Wait until you get reverse diagonal parking – this will be the only place in San Diego to utilize this revolutionary new feature. Hard for most people to even imagine how to do it. With two way traffic, this is a recipe for fender benders. Todd Gloria loved the idea – no change since he first endorsed it.
When the contractor disappears on 25th Street, you can find them in the Bancroft/Cedar streets area. They started a water project there many months ago. It’s on and off, and they disappear for a week or two. Dig a hole, tear up the street, fill it in, disappear. Now we know where they go.
I always wanted to know what “managed” really means in Sanders’ legacy, “managed competition.” There is zero management of any sort going on during the work. The same contractor did some horrible things to the private property adjacent to another project years ago; there was no oversight by anyone – not the City and not the company management. No matter how bad a job this company does, they continue, year after year, to be handed contracts. I’d like to know who the owner of the company is, and how they continue doing business with the City.
I live pretty much at ground zero of this disaster (25th and Broadway) and I can’t believe it has gotten to this point. Yesterday we were cheering for the rain to just wash away all the damn cones, signs, dumpsters, and heavy equipment that’s just been parked in our street for over a year.

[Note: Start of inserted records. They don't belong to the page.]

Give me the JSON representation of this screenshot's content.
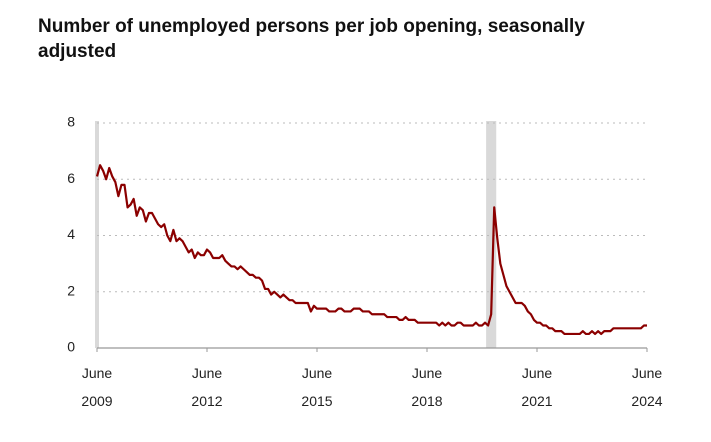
{
  "chart_data": {
    "type": "line",
    "title": "Number of unemployed persons per job opening, seasonally adjusted",
    "x": [
      "2009-06",
      "2009-07",
      "2009-08",
      "2009-09",
      "2009-10",
      "2009-11",
      "2009-12",
      "2010-01",
      "2010-02",
      "2010-03",
      "2010-04",
      "2010-05",
      "2010-06",
      "2010-07",
      "2010-08",
      "2010-09",
      "2010-10",
      "2010-11",
      "2010-12",
      "2011-01",
      "2011-02",
      "2011-03",
      "2011-04",
      "2011-05",
      "2011-06",
      "2011-07",
      "2011-08",
      "2011-09",
      "2011-10",
      "2011-11",
      "2011-12",
      "2012-01",
      "2012-02",
      "2012-03",
      "2012-04",
      "2012-05",
      "2012-06",
      "2012-07",
      "2012-08",
      "2012-09",
      "2012-10",
      "2012-11",
      "2012-12",
      "2013-01",
      "2013-02",
      "2013-03",
      "2013-04",
      "2013-05",
      "2013-06",
      "2013-07",
      "2013-08",
      "2013-09",
      "2013-10",
      "2013-11",
      "2013-12",
      "2014-01",
      "2014-02",
      "2014-03",
      "2014-04",
      "2014-05",
      "2014-06",
      "2014-07",
      "2014-08",
      "2014-09",
      "2014-10",
      "2014-11",
      "2014-12",
      "2015-01",
      "2015-02",
      "2015-03",
      "2015-04",
      "2015-05",
      "2015-06",
      "2015-07",
      "2015-08",
      "2015-09",
      "2015-10",
      "2015-11",
      "2015-12",
      "2016-01",
      "2016-02",
      "2016-03",
      "2016-04",
      "2016-05",
      "2016-06",
      "2016-07",
      "2016-08",
      "2016-09",
      "2016-10",
      "2016-11",
      "2016-12",
      "2017-01",
      "2017-02",
      "2017-03",
      "2017-04",
      "2017-05",
      "2017-06",
      "2017-07",
      "2017-08",
      "2017-09",
      "2017-10",
      "2017-11",
      "2017-12",
      "2018-01",
      "2018-02",
      "2018-03",
      "2018-04",
      "2018-05",
      "2018-06",
      "2018-07",
      "2018-08",
      "2018-09",
      "2018-10",
      "2018-11",
      "2018-12",
      "2019-01",
      "2019-02",
      "2019-03",
      "2019-04",
      "2019-05",
      "2019-06",
      "2019-07",
      "2019-08",
      "2019-09",
      "2019-10",
      "2019-11",
      "2019-12",
      "2020-01",
      "2020-02",
      "2020-03",
      "2020-04",
      "2020-05",
      "2020-06",
      "2020-07",
      "2020-08",
      "2020-09",
      "2020-10",
      "2020-11",
      "2020-12",
      "2021-01",
      "2021-02",
      "2021-03",
      "2021-04",
      "2021-05",
      "2021-06",
      "2021-07",
      "2021-08",
      "2021-09",
      "2021-10",
      "2021-11",
      "2021-12",
      "2022-01",
      "2022-02",
      "2022-03",
      "2022-04",
      "2022-05",
      "2022-06",
      "2022-07",
      "2022-08",
      "2022-09",
      "2022-10",
      "2022-11",
      "2022-12",
      "2023-01",
      "2023-02",
      "2023-03",
      "2023-04",
      "2023-05",
      "2023-06",
      "2023-07",
      "2023-08",
      "2023-09",
      "2023-10",
      "2023-11",
      "2023-12",
      "2024-01",
      "2024-02",
      "2024-03",
      "2024-04",
      "2024-05",
      "2024-06"
    ],
    "values": [
      6.1,
      6.5,
      6.3,
      6.0,
      6.4,
      6.1,
      5.9,
      5.4,
      5.8,
      5.8,
      5.0,
      5.1,
      5.3,
      4.7,
      5.0,
      4.9,
      4.5,
      4.8,
      4.8,
      4.6,
      4.4,
      4.3,
      4.4,
      4.0,
      3.8,
      4.2,
      3.8,
      3.9,
      3.8,
      3.6,
      3.4,
      3.5,
      3.2,
      3.4,
      3.3,
      3.3,
      3.5,
      3.4,
      3.2,
      3.2,
      3.2,
      3.3,
      3.1,
      3.0,
      2.9,
      2.9,
      2.8,
      2.9,
      2.8,
      2.7,
      2.6,
      2.6,
      2.5,
      2.5,
      2.4,
      2.1,
      2.1,
      1.9,
      2.0,
      1.9,
      1.8,
      1.9,
      1.8,
      1.7,
      1.7,
      1.6,
      1.6,
      1.6,
      1.6,
      1.6,
      1.3,
      1.5,
      1.4,
      1.4,
      1.4,
      1.4,
      1.3,
      1.3,
      1.3,
      1.4,
      1.4,
      1.3,
      1.3,
      1.3,
      1.4,
      1.4,
      1.4,
      1.3,
      1.3,
      1.3,
      1.2,
      1.2,
      1.2,
      1.2,
      1.2,
      1.1,
      1.1,
      1.1,
      1.1,
      1.0,
      1.0,
      1.1,
      1.0,
      1.0,
      1.0,
      0.9,
      0.9,
      0.9,
      0.9,
      0.9,
      0.9,
      0.9,
      0.8,
      0.9,
      0.8,
      0.9,
      0.8,
      0.8,
      0.9,
      0.9,
      0.8,
      0.8,
      0.8,
      0.8,
      0.9,
      0.8,
      0.8,
      0.9,
      0.8,
      1.2,
      5.0,
      3.9,
      3.0,
      2.6,
      2.2,
      2.0,
      1.8,
      1.6,
      1.6,
      1.6,
      1.5,
      1.3,
      1.2,
      1.0,
      0.9,
      0.9,
      0.8,
      0.8,
      0.7,
      0.7,
      0.6,
      0.6,
      0.6,
      0.5,
      0.5,
      0.5,
      0.5,
      0.5,
      0.5,
      0.6,
      0.5,
      0.5,
      0.6,
      0.5,
      0.6,
      0.5,
      0.6,
      0.6,
      0.6,
      0.7,
      0.7,
      0.7,
      0.7,
      0.7,
      0.7,
      0.7,
      0.7,
      0.7,
      0.7,
      0.8,
      0.8
    ],
    "color": "#8b0000",
    "recessions": [
      [
        "2009-06",
        "2009-06"
      ],
      [
        "2020-02",
        "2020-04"
      ]
    ],
    "recession_color": "#d9d9d9",
    "xlim": [
      "2009-06",
      "2024-06"
    ],
    "xticks": [
      {
        "value": "2009-06",
        "label": "June 2009"
      },
      {
        "value": "2012-06",
        "label": "June 2012"
      },
      {
        "value": "2015-06",
        "label": "June 2015"
      },
      {
        "value": "2018-06",
        "label": "June 2018"
      },
      {
        "value": "2021-06",
        "label": "June 2021"
      },
      {
        "value": "2024-06",
        "label": "June 2024"
      }
    ],
    "ylim": [
      0,
      8
    ],
    "yticks": [
      0,
      2,
      4,
      6,
      8
    ],
    "grid": true
  }
}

About a month ago our car got towed for “violation of construction signs”, even though there were no signs out when we went outside to find the car gone. No signs, just two teenage guys in orange vests, literally taking selfies instead of doing whatever work they’re being paid to do. That’s $400 we had to pay to get our car back, which we especially can’t afford now that they’ve also raised rent in the neighborhood (no doubt in part due to the ‘improvements’). Oh, plus the $65 to the city for the unfounded and unarguable citation.

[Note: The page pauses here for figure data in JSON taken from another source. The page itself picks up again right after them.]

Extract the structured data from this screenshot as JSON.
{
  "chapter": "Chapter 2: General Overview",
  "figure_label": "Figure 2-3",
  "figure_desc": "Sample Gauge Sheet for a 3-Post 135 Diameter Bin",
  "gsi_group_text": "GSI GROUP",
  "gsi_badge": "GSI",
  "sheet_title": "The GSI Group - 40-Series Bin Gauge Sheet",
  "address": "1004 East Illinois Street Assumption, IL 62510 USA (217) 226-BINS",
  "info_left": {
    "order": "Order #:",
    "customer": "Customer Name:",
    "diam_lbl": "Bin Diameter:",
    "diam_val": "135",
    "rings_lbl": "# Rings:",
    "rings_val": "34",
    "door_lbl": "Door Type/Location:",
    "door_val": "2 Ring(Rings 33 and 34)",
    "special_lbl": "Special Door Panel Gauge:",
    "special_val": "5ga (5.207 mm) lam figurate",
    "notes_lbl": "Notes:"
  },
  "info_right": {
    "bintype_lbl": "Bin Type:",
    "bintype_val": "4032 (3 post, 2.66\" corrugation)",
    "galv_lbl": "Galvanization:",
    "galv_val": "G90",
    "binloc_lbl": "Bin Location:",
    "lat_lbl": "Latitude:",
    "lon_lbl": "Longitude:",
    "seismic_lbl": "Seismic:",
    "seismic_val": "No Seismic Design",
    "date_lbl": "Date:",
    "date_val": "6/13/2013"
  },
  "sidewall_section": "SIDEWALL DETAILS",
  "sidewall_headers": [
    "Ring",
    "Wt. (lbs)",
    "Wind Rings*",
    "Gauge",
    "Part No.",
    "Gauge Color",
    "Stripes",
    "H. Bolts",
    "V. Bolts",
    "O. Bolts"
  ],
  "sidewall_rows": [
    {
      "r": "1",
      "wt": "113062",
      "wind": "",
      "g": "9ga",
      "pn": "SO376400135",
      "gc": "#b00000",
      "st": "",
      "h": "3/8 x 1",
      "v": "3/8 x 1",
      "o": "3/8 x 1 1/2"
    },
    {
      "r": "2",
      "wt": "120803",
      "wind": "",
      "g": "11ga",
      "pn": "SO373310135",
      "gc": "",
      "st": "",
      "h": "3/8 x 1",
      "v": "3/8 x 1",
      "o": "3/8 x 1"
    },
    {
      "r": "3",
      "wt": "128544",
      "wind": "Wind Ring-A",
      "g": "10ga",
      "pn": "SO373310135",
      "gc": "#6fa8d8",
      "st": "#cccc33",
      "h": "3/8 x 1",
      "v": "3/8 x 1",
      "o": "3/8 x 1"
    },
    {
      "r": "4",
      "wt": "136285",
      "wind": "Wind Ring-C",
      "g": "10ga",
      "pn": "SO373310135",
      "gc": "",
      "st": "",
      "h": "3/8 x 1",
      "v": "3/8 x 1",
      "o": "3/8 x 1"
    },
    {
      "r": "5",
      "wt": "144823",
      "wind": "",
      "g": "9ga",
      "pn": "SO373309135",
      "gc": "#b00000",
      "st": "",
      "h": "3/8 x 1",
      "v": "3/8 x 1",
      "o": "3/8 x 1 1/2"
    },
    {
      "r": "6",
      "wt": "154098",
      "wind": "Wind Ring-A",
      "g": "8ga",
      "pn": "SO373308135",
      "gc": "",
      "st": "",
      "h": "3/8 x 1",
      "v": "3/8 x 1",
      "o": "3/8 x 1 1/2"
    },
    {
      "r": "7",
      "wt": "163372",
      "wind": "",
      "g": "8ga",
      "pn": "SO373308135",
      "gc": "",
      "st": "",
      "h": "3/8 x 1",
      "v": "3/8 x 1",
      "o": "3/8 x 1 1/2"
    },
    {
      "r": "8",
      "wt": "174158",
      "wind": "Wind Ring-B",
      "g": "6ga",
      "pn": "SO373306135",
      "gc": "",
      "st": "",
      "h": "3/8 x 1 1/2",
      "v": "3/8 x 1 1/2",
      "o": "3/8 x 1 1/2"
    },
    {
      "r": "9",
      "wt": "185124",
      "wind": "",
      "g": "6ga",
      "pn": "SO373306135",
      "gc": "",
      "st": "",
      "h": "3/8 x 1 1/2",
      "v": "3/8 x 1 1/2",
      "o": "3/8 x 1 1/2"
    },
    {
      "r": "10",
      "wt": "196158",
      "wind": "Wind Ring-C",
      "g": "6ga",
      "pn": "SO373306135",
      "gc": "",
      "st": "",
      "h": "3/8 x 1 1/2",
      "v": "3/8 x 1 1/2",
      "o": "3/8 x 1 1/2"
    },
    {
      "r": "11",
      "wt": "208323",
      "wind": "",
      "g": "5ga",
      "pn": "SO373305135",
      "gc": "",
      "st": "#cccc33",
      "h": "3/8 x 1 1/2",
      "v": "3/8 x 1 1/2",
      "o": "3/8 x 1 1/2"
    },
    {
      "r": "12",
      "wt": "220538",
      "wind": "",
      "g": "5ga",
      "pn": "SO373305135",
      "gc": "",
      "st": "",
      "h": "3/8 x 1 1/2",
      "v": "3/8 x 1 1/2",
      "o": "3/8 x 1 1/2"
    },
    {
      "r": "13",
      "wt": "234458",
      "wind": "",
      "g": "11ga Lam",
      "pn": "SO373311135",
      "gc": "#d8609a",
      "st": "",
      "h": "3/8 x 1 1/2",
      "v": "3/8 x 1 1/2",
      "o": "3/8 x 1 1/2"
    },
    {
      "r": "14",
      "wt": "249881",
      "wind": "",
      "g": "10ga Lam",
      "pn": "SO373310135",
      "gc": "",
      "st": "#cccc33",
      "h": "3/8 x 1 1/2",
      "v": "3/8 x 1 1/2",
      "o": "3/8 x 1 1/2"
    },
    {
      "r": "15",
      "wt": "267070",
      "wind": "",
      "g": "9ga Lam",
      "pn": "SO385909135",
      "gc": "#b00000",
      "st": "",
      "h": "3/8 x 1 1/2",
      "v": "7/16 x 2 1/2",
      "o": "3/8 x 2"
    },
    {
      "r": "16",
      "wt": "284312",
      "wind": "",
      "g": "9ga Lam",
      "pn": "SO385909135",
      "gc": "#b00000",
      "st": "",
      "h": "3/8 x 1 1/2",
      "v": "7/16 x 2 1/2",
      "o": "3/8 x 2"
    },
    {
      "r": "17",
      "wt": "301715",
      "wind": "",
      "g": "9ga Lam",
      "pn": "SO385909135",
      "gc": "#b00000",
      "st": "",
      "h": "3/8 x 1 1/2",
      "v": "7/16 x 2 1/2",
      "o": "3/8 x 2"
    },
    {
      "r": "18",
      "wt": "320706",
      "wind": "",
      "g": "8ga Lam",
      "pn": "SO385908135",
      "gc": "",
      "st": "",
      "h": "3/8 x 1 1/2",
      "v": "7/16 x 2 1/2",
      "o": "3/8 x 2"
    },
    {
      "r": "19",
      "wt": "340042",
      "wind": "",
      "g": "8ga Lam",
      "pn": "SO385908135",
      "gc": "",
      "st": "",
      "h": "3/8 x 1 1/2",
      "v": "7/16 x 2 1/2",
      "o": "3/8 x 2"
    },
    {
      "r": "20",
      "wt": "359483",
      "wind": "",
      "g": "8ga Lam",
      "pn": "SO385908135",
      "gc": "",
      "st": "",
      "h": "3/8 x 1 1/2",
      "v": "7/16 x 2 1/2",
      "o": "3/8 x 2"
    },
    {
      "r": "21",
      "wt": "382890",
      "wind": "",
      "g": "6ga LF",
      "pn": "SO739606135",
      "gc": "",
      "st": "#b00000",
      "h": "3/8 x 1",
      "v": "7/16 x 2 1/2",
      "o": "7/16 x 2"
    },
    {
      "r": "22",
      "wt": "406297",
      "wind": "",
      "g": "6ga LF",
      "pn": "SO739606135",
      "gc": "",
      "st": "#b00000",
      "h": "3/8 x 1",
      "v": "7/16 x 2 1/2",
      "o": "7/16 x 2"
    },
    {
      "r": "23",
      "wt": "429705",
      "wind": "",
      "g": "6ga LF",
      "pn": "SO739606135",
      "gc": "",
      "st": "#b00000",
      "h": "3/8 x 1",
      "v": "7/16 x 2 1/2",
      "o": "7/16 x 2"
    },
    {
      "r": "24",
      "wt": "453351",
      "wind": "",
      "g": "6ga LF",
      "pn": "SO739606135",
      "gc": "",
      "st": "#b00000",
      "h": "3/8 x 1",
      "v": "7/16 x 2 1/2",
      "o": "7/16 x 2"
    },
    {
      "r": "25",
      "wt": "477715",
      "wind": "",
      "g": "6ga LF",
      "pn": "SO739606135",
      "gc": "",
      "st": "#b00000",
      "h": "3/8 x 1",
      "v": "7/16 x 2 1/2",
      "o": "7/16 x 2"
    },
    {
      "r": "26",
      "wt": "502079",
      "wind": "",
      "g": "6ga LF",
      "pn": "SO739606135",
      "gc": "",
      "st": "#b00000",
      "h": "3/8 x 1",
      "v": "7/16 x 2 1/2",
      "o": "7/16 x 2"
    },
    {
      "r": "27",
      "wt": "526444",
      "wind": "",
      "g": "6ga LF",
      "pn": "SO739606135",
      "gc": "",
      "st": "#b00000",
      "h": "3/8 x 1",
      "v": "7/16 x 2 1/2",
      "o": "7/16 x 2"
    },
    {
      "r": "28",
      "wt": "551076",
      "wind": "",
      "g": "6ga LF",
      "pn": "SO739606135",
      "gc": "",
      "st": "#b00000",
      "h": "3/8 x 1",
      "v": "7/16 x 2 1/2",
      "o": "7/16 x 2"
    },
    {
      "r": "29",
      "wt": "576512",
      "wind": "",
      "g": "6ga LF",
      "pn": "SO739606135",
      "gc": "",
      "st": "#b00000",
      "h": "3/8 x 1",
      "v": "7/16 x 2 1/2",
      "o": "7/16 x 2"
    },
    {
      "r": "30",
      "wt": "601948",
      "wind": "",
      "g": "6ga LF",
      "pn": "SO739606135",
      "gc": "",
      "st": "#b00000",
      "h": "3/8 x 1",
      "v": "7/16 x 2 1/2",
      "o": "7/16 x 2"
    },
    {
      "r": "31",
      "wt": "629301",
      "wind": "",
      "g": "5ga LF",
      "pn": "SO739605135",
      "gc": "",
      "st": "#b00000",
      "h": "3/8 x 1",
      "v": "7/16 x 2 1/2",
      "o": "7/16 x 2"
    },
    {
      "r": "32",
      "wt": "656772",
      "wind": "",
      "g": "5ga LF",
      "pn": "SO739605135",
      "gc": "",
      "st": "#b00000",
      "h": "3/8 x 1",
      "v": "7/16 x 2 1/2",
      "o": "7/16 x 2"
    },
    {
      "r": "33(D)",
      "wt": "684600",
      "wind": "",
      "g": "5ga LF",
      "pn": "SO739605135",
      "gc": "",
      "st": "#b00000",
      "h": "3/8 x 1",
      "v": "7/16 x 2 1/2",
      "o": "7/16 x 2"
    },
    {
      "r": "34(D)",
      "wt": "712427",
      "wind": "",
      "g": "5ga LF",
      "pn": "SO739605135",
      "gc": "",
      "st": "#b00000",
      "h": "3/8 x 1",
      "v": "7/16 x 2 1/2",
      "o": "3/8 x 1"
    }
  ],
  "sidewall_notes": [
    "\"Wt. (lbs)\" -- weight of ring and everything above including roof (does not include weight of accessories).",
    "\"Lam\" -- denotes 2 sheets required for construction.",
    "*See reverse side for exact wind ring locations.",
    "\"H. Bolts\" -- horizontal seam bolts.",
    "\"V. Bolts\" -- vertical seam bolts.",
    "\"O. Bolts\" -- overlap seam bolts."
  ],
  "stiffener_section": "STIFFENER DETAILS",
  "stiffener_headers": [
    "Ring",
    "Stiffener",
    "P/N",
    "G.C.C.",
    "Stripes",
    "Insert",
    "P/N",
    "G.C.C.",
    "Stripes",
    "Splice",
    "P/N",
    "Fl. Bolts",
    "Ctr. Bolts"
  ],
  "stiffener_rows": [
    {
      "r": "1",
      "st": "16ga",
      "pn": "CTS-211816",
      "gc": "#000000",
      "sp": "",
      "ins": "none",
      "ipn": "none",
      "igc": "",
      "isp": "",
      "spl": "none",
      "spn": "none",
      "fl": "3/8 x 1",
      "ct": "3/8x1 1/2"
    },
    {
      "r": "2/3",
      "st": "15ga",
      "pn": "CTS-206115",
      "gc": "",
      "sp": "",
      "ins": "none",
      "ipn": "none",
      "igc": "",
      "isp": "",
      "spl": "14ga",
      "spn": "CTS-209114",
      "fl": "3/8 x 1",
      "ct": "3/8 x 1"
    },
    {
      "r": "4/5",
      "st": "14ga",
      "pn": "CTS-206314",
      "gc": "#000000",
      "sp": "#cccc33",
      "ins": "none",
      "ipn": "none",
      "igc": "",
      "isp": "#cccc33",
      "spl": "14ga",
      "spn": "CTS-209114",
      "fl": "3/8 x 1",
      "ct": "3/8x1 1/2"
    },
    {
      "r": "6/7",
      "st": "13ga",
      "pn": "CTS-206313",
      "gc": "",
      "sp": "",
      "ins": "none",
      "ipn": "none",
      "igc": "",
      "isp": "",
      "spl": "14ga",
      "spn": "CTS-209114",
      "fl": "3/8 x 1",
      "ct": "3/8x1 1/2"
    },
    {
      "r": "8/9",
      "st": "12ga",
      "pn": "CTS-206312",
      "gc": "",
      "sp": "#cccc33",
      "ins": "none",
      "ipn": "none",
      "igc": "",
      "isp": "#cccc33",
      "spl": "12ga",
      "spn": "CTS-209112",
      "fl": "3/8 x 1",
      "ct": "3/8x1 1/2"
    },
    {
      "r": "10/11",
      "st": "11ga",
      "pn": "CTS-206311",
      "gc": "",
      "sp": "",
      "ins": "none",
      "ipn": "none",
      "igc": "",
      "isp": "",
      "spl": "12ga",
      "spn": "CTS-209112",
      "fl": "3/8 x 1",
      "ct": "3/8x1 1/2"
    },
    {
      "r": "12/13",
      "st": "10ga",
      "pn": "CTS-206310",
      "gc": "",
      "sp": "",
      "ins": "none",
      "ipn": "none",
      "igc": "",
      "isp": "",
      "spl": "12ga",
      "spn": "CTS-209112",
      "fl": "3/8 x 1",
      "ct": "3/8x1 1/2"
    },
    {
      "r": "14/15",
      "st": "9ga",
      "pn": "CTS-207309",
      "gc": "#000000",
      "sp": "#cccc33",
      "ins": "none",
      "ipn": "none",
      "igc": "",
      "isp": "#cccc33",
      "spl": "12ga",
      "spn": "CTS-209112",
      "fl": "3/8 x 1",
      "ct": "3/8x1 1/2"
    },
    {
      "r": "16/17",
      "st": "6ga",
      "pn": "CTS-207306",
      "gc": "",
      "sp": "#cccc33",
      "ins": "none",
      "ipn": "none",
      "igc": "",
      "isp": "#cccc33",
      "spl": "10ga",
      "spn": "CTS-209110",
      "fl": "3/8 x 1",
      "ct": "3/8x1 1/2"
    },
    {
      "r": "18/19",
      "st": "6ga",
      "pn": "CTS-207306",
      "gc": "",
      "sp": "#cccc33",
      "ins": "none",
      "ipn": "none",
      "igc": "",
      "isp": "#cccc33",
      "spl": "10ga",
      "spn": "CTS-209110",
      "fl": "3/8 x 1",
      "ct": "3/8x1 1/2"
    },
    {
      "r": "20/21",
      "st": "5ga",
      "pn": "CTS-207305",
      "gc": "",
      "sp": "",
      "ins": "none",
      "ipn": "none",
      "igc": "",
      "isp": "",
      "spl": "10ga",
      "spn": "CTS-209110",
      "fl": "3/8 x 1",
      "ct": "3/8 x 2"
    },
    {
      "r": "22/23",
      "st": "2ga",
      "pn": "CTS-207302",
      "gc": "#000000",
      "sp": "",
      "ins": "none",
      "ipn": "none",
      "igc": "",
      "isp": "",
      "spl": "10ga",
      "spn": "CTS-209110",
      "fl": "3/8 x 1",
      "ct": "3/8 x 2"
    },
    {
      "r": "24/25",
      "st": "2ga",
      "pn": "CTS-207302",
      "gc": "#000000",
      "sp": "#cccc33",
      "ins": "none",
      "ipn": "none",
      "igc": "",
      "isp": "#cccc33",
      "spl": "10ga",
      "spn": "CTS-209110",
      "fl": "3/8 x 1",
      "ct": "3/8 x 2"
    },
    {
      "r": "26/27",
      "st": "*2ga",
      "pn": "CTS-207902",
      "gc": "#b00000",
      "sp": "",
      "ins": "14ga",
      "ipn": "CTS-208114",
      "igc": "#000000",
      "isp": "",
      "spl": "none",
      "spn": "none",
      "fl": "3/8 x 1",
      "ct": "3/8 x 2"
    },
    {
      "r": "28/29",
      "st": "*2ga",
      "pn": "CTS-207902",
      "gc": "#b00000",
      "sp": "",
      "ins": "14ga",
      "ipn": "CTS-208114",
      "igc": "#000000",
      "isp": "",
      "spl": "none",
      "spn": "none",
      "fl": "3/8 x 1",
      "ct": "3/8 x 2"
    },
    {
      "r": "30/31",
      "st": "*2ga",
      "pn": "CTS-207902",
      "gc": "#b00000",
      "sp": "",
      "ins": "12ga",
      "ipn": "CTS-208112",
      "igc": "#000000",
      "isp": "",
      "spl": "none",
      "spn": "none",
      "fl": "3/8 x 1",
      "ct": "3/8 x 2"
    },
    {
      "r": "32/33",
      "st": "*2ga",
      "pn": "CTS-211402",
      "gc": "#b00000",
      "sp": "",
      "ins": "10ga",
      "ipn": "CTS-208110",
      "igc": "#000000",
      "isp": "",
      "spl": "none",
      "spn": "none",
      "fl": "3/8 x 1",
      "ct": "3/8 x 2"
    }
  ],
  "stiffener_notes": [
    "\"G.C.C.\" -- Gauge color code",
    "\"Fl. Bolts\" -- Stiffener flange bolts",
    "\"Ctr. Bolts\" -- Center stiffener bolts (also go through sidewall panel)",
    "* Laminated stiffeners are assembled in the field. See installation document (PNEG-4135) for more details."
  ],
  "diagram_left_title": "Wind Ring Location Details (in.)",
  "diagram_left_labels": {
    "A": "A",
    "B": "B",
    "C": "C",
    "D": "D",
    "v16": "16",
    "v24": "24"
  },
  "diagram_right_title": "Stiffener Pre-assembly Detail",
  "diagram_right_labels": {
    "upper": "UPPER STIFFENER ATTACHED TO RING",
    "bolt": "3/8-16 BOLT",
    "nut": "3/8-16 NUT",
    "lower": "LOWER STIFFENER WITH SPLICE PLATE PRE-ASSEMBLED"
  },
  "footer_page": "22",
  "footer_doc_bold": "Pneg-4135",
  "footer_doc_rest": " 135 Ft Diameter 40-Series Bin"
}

Even when the signs are there (instead of laying in broken piles scattered throughout the area), they are either illegible – with conflicting, cryptic messages written in washed-out felt pen on masking tape – or just left unmarked, with residents ever questioning whether or not it’s safe to park their car in front of their houses.
That’s if they’re put out on time or even at all. A few months back we came out to the car and were told by the construction guy that we were “lucky we came out when we did”, AS he was putting out the No Parking signs for that day – meaning if we had come out just a few minutes later, an entire scene would have taken place wherein No Parking signs would be put down without notice, and the cars “in violation” would then be towed. This is BEYOND irresponsible; it’s flat-out corrupt.
Oh well, at least we have those pretty tile mosaics on the corners to look down at while we’re figuring out how to maneuver across the street through all the debris. Oh, and we’re still waiting for all the curbs that were broken during this “renovation” to be fixed.